"For a moment, she re-discovered the purpose of her life. She was here in earth to grasp the meaning of its wild enchantment and call each thing by its right name.” -Boris Pasternak

Monday, August 17, 2009

Sentimental Heart

She & Him "Sentimental Heart"

Last night there was a dinner with old family friends. I figured out a lot of things about myself last night. What I do does not define me, and safety isn't always a bad thing. Sometimes it takes older and wiser faith family members who have walked with you for ten years to gain clarity on life.

When you've got a sentimental heart, everything is connected. And everything is an ideal (and an ordeal). And everyone supports you, or by some cosmic mishap, everyone is out to get you.
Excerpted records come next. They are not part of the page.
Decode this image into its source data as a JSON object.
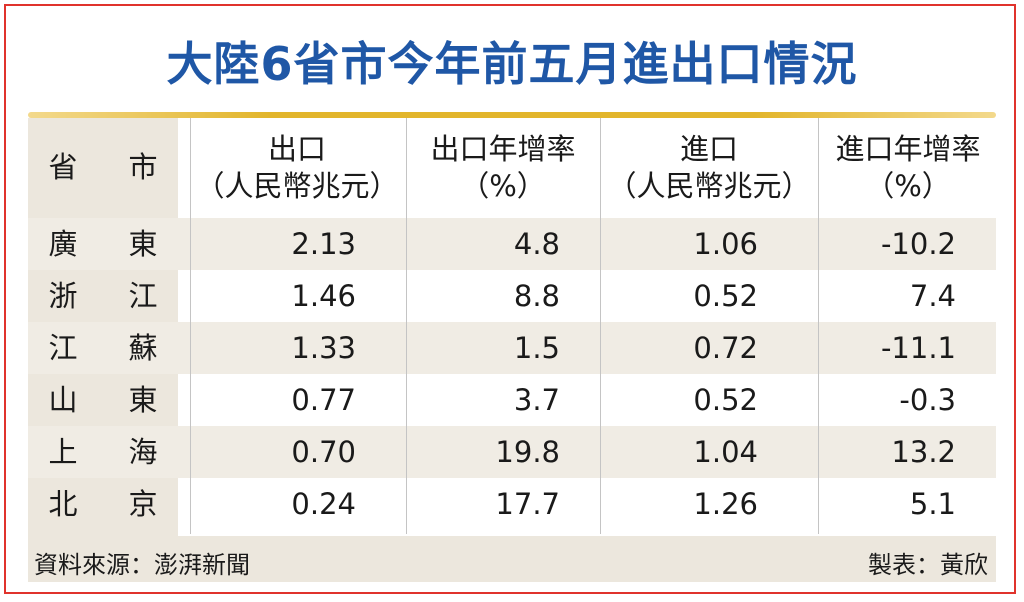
{
  "title": "大陸6省市今年前五月進出口情況",
  "header": {
    "province": "省",
    "city": "市",
    "export_line1": "出口",
    "export_line2": "（人民幣兆元）",
    "export_growth_line1": "出口年增率",
    "export_growth_line2": "（%）",
    "import_line1": "進口",
    "import_line2": "（人民幣兆元）",
    "import_growth_line1": "進口年增率",
    "import_growth_line2": "（%）"
  },
  "footer": {
    "source": "資料來源：澎湃新聞",
    "maker": "製表：黃欣"
  },
  "chart_data": {
    "type": "table",
    "title": "大陸6省市今年前五月進出口情況",
    "columns": [
      "省",
      "市",
      "出口（人民幣兆元）",
      "出口年增率（%）",
      "進口（人民幣兆元）",
      "進口年增率（%）"
    ],
    "rows": [
      {
        "p": "廣",
        "c": "東",
        "export": "2.13",
        "export_growth": "4.8",
        "import": "1.06",
        "import_growth": "-10.2"
      },
      {
        "p": "浙",
        "c": "江",
        "export": "1.46",
        "export_growth": "8.8",
        "import": "0.52",
        "import_growth": "7.4"
      },
      {
        "p": "江",
        "c": "蘇",
        "export": "1.33",
        "export_growth": "1.5",
        "import": "0.72",
        "import_growth": "-11.1"
      },
      {
        "p": "山",
        "c": "東",
        "export": "0.77",
        "export_growth": "3.7",
        "import": "0.52",
        "import_growth": "-0.3"
      },
      {
        "p": "上",
        "c": "海",
        "export": "0.70",
        "export_growth": "19.8",
        "import": "1.04",
        "import_growth": "13.2"
      },
      {
        "p": "北",
        "c": "京",
        "export": "0.24",
        "export_growth": "17.7",
        "import": "1.26",
        "import_growth": "5.1"
      }
    ]
  }
}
Expectations are so dangerous.

My friend Charlotte and I were running errands today (of course this ended with us buying unneeded clothes) and we listened to an old CD. On this record I found, titled, Amma- on it is myself and my friend Megan. We were 15 years old when a guy named Mitch thought we had something going for us. There are about ten songs on the CD and some sounded really good. Most of the songs are about love and relationships. We were 15, so you could say the depth was missing.

Charlotte reminded me that right after we recorded this "album" we were listening to it on headphones and Megan stated that the song, Beautiful Girl, which I wrote and sang was and I quote, "better than an orgasm."

Again, we were 15. As Charlotte recalls, I told Megan that she shouldn't say that because none of us new how great an orgasm is.

Today, whether any of us know what an orgasm is, having a connection that goes back to five years, and another five years before that for me and Megan, I am feeling heartbroken to leave.

Having dinner with friends who get me.

Hugging a youth pastor for the last time and choking back tears.

Listening to an old and bad CD of myself with a beautiful woman.

Eating a salad at Souplantation with Lauren, looking up and realizing that she is laughing at me for dragging the cookie on my emptied plate to get the remains of the salad dressing.

Looking around my room without my wall decorations and without my books.

I guess I am just sentimental.

1 comment:

Natalie said...

Oh beautiful girl. I will miss you so much and since we didn't get a proper goodbye, I hope we can try to stop by this sunday when we drop shelby off and are on our way back home. I'll be the first to see the new place!!